A few steps from the den is the kitchen, which is part of an open floor plan that feeds into the living room and the large windows beyond. The Reberons can scarcely believe their good luck, considering they were frantically looking for a place to live just a few months before.

Carlos Reberon is “career Army”. He’s lived all over the country and the world, with two tours in Iraq and one each in Afghanistan and Bahrain. In the fall of 2018, while stationed in Illinois, he was transferred to Worcester to be an army recruiter. He left for his new assignment while his wife Mariah and daughter Adyline went to El Paso to live with family. Carlos started his new job while Mariah searched online. Their early focus was on communities around Worcester, and they immediately experienced sticker shock. “Everything is double here,” said Mariah. “I was seeing 900-square foot apartments  for $2,200.” 

Then Fitchburg Yarn caught Mariah’s eye. She told Carlos to check it out. By December 2018, they had signed a lease and were settled in. “I’ve been in the Army for 15 years, I’ve lived in a lot of places, and I’ve never seen apartments like this,” said Carlos. “I like that the building isn’t too big. It’s just three floors but the apartments are huge.” 

Mariah agrees. “I love that we got a big place with a decent rent,” she said. “And I love the history.

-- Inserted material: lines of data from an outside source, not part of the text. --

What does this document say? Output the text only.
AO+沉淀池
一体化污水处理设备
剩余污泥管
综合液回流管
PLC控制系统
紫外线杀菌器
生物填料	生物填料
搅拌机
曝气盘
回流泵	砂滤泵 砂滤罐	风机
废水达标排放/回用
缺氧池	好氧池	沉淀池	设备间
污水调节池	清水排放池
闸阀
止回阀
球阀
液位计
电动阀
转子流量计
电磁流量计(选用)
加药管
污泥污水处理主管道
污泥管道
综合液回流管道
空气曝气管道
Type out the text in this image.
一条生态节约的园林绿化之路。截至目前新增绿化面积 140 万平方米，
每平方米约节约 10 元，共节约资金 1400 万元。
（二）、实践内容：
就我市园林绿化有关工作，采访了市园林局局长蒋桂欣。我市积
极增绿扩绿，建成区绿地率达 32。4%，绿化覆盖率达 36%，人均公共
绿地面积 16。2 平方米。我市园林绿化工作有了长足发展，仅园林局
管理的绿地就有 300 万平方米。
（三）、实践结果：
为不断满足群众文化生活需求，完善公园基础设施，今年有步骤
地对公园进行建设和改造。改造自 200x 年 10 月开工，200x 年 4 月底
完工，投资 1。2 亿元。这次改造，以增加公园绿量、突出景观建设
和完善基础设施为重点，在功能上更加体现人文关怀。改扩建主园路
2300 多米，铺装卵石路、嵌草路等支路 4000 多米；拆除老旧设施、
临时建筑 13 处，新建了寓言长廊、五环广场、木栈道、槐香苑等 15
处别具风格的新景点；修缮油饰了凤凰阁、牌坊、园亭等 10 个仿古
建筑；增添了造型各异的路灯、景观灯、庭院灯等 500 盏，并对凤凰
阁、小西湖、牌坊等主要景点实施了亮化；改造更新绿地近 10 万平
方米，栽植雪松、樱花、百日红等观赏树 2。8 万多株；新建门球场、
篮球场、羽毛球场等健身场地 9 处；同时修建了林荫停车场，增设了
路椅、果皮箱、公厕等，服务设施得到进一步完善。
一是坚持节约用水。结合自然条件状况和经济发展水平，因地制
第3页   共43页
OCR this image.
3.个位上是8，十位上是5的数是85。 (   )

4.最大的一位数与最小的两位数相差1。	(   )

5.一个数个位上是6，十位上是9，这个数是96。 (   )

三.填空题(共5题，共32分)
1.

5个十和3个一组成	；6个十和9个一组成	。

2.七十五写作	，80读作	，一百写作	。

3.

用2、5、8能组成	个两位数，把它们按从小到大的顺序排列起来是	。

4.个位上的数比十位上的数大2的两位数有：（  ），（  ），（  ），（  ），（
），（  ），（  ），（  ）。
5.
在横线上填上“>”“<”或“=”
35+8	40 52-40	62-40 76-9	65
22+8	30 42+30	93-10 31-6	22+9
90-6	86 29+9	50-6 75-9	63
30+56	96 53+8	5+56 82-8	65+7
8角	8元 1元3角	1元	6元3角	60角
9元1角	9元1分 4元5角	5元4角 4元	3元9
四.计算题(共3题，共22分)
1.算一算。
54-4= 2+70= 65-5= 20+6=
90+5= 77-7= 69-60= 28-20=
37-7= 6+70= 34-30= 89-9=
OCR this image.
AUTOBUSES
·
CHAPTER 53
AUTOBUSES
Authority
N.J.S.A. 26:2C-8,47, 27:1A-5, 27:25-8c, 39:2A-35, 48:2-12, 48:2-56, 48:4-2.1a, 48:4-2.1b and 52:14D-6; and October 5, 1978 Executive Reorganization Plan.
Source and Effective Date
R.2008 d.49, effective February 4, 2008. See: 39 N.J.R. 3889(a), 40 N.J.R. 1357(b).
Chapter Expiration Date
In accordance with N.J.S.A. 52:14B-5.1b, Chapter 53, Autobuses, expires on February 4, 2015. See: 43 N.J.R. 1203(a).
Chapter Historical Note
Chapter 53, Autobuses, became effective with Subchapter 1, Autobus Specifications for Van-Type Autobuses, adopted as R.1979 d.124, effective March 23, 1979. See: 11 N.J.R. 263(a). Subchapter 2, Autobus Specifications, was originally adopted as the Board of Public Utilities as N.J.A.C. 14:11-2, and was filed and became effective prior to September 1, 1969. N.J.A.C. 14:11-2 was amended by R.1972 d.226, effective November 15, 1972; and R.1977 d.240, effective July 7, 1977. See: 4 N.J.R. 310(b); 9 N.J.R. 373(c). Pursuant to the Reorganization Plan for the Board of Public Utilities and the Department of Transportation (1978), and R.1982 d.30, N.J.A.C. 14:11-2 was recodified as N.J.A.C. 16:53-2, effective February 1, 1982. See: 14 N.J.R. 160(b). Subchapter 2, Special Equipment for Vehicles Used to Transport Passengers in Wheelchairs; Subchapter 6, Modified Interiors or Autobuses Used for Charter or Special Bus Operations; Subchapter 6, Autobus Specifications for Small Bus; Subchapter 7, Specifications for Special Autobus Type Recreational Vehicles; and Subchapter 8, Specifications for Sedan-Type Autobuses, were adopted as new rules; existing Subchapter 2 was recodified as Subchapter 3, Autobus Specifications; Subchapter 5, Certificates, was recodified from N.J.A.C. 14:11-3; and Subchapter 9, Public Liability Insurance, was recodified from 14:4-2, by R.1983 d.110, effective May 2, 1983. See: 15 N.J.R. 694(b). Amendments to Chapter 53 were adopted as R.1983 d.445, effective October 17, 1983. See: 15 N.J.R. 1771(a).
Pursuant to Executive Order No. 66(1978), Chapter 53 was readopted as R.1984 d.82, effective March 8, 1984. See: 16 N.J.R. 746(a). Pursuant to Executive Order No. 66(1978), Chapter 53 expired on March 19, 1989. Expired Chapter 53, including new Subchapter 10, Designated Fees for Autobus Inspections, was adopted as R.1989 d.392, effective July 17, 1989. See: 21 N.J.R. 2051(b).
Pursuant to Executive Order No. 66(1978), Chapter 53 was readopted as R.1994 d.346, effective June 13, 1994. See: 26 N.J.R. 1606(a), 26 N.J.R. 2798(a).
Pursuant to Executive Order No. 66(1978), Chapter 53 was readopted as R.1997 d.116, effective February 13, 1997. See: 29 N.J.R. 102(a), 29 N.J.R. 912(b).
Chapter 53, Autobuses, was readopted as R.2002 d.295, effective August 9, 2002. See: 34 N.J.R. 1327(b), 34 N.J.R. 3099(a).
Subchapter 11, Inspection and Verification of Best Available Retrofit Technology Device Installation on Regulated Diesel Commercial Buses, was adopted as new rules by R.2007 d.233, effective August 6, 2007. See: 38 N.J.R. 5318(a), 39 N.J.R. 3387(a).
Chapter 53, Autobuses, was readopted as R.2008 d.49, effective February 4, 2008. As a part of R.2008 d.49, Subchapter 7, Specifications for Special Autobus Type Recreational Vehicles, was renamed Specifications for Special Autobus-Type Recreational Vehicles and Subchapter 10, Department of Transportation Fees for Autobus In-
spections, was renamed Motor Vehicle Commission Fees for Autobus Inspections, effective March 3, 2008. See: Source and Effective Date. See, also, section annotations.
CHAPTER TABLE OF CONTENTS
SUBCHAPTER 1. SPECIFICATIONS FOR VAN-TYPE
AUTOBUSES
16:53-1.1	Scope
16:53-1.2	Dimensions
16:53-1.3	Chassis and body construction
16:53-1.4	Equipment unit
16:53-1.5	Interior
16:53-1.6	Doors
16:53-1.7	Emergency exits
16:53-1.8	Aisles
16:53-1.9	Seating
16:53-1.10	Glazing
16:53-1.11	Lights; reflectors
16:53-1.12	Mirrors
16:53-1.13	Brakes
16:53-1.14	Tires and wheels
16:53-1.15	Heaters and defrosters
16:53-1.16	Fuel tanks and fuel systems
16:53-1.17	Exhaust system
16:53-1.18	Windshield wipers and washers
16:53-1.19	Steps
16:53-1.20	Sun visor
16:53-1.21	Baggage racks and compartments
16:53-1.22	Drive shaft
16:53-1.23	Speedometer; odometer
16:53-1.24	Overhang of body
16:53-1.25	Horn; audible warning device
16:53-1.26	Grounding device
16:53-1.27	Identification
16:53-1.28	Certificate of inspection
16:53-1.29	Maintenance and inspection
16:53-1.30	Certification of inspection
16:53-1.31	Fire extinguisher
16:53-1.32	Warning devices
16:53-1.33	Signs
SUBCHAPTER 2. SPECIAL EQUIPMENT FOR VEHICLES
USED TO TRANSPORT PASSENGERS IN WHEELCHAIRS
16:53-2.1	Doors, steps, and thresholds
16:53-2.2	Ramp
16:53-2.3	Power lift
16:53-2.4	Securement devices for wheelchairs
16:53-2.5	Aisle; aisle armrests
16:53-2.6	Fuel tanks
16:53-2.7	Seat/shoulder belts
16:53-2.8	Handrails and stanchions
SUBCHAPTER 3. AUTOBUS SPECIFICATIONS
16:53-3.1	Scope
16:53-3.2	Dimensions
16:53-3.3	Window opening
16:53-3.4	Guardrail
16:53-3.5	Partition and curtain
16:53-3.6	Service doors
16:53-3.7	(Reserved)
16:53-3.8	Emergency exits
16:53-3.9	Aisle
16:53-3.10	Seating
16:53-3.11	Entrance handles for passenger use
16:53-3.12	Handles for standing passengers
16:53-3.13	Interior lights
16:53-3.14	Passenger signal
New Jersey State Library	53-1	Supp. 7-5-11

It has this raw texture. It’s fascinating.”

Curtis is quick to credit his team for Winn’s success. At the Yarn Works grand opening, he specifically praised the work of Bob Verrier and The Architectural Team, which has done many of Winn’s mill developments. He singled out Winn Director of Acquisitions Rachel Edwards for spotting Fitchburg Yarn and Vice President LeAnn Hanfield for overseeing construction of Fitchburg Yarn Works and the creation of new homes for working people like the Reberons.

 “Communities like Lawrence, Fitchburg, Lowell and Ludlow have these incredible physical structures that have been rehabilitated into housing at a price that’s affordable to people with normal paychecks,” he said. “People who are coming to live here are becoming active members of these cities and they are bringing life back to places that had no life. They are great places to rehabilitate, great places to live in and, collectively, one building at a time, they are remaking communities.” 

(This article was written for the 2018 MHP annual report).